John Lennon would have been 71 this year. He might have written a new song or changed again, the chameleon, or he might have simply gone on with the weight of celebrity that never quite seemed to fit him right. Had he lived, he might have written more, produced songs even more beloved than Imagine, Strawberry Fields Forever, and Come Together, or just gone on as he once described as a “loudmouth, lunatic.” There is no way of knowing how he might have felt about the 2009 film Nowhere Boy when it premiered or if whether or not the filmmakers got it right about his tumultuous adolescence. Only Lennon could comment directly on the troubles and the joys leading up to the formation of one of the most commercially successful and critically acclaimed bands of all time. Yet we might speculate a bit based on the songs he left behind, which Lennon admitted, that were mostly about himself, and consequently how the music informs the film in ways above and beyond what even he may have not expected.
Nowhere Boy is a unique film in that it does not take short cuts or fall victim to the inherent flaws in the movie biopic, instead playing out simply as a coming of age story about a youth with a troubled past fighting for his identity, for his self-expression.
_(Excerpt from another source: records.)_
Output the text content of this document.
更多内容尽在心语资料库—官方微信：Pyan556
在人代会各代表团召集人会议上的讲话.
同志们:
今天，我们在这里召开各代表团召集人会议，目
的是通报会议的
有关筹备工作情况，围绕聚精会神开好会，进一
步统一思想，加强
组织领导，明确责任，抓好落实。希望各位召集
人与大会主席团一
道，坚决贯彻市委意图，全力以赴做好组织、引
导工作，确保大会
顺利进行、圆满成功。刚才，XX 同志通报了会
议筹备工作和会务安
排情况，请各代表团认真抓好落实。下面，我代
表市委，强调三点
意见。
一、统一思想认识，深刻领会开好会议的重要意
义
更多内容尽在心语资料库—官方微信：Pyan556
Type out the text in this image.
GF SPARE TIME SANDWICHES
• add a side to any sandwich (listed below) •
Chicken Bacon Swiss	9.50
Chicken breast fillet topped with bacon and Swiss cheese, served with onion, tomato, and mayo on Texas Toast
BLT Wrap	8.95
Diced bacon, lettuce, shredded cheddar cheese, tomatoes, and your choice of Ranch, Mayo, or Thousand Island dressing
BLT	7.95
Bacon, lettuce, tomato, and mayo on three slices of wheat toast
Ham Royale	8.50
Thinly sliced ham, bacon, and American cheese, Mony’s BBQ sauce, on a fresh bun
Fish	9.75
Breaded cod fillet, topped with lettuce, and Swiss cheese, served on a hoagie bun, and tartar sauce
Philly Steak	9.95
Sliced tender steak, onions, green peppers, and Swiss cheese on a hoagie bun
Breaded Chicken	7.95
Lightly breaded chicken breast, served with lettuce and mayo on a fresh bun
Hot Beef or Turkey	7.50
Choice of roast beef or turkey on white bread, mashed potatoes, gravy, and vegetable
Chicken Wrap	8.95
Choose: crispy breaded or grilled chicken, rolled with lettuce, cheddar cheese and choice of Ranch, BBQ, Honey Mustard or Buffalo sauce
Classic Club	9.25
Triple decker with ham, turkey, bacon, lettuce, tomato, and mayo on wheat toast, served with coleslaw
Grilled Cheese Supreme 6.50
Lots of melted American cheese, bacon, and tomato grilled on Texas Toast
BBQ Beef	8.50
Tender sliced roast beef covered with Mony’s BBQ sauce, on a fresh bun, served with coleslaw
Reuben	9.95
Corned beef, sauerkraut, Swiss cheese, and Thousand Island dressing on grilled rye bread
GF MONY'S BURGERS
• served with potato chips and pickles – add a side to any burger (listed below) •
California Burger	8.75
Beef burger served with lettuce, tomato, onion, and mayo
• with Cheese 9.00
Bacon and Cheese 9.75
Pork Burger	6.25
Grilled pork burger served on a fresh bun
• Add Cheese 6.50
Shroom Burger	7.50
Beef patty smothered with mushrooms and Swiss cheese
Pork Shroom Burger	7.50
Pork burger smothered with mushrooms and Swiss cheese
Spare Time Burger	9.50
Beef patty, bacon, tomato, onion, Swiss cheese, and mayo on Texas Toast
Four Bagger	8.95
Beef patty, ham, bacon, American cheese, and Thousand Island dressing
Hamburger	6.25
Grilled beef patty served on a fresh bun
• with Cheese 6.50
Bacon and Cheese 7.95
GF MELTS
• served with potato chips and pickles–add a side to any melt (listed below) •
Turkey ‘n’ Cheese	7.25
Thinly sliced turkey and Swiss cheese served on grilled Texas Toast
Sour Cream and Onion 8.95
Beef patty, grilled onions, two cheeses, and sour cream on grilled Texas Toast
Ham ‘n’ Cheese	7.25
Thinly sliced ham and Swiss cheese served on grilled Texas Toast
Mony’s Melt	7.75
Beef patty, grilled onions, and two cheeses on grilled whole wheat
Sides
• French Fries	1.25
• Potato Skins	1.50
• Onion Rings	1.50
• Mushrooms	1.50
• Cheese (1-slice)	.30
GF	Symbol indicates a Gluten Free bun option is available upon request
Had Lennon been at the premiere in 2010, or if he were involved in the construction of the picture, he might have had a laugh with us or a tear, enjoyed a stroll down memory lane with us, revealing a less familiar side of his life and the happenstance of a boy destined for something greater than he could fully understand. This is the little story before the big story about a group of kids who started small and became The Beatles. Some have cited the title Nowhere Boy as it might refer to a similarly titled song by Lennon, Nowhere Man, suggesting a place where many are from, some are living, and others have no way for sure of returning. It might be best thought of as an ode to lost youth, owned by no one and no place, a free spirit driven to expression and found freedom in the throngs of fans united all over the world.
Nowhere Boy is a subtle, British film that essentially chronicles the period in John Lennon’s life where he is inspired, as well as conflicted, by his estranged family. The story centers on young Lennon, his aunt and mother as he struggles with school and mischief and ultimately finds a way of channeling his energy and voice through music. The film is based on true events and characters though it is artfully realized in a cinematic way, the sort of tooling necessary to elevate everydayness into plot points and narrative structure. Perhaps what is most important is the way in which the material is handled with care by director Sam Taylor-Wood. In the hands of another it might not have gone so well, relying more on melodrama or worse, given over to flights of fancy and fantastical embellishments of the story of the legend rather than the story of the man. If not for the occasional reference to Lennon himself, the sporadic spoken words from his aunt or mother or during a reprimand at school, Nowhere Boy could as easily be a film about an everyday boy fighting through the gray between adolescence and adulthood. We know this is a film about Lennon because we are told so and it is better for this nonchalant revelation.
The cast is impeccable, from Aaron Johnson (Lennon) to Anne-Marie Duff (Lennon’s mother, Julia) to Kristin Scott Thomas (Aunt Mimi); the actors inhabit the characters with a richness that infuses ordinary with interest and cool confrontations with a weight that resonates and gives depth to deeper, more complex emotional expression. Johnson is a convincing Lennon, at once an ill-tempered youth making mischief and then a conflicted artist fighting against odds and everything to find a way to express himself. It is only after rediscovering his mother who happens to live within walking distance, yet nowhere as near emotionally, that young Lennon discovers both a sexual and musical awakening. These scenes are challenging, both for the awkwardness of a damaged mother behaving improperly thought with good intentions with her son, at times mirroring his own socially unacceptable behavior, and for the deep yearning they have for one another that is not meant to be.
Fans will no doubt enjoy this film and the opportunity to explore a side of John Lennon’s life that is generally overshadowed by his career and premature death. The screenplay by Matt Greenhalgh (Control) is based on a memoir by one of Lennon’s half sisters, Julia Baird, providing both a starting place and a sense of uncertainty that fuels curiosity as to the accuracy of the events. Regardless, it is enjoyable to catch the first steps and half-stumbles of Lennon as he formed his first band, The Quarrymen, later meeting Paul McCartney (Thomas Brodie Sangster) and eventually heading off on what would become the beginning of the rest of his life. The story is strong on its own, a broken family and the struggles of a boy and artist to find his way through, to overcome a great many obstacles and reach the level of success every artist sometimes can only dream about. Lennon continues to serve as inspiration and reminder that our hero’s and idols are frequently a lot like us – or at least they started out that way.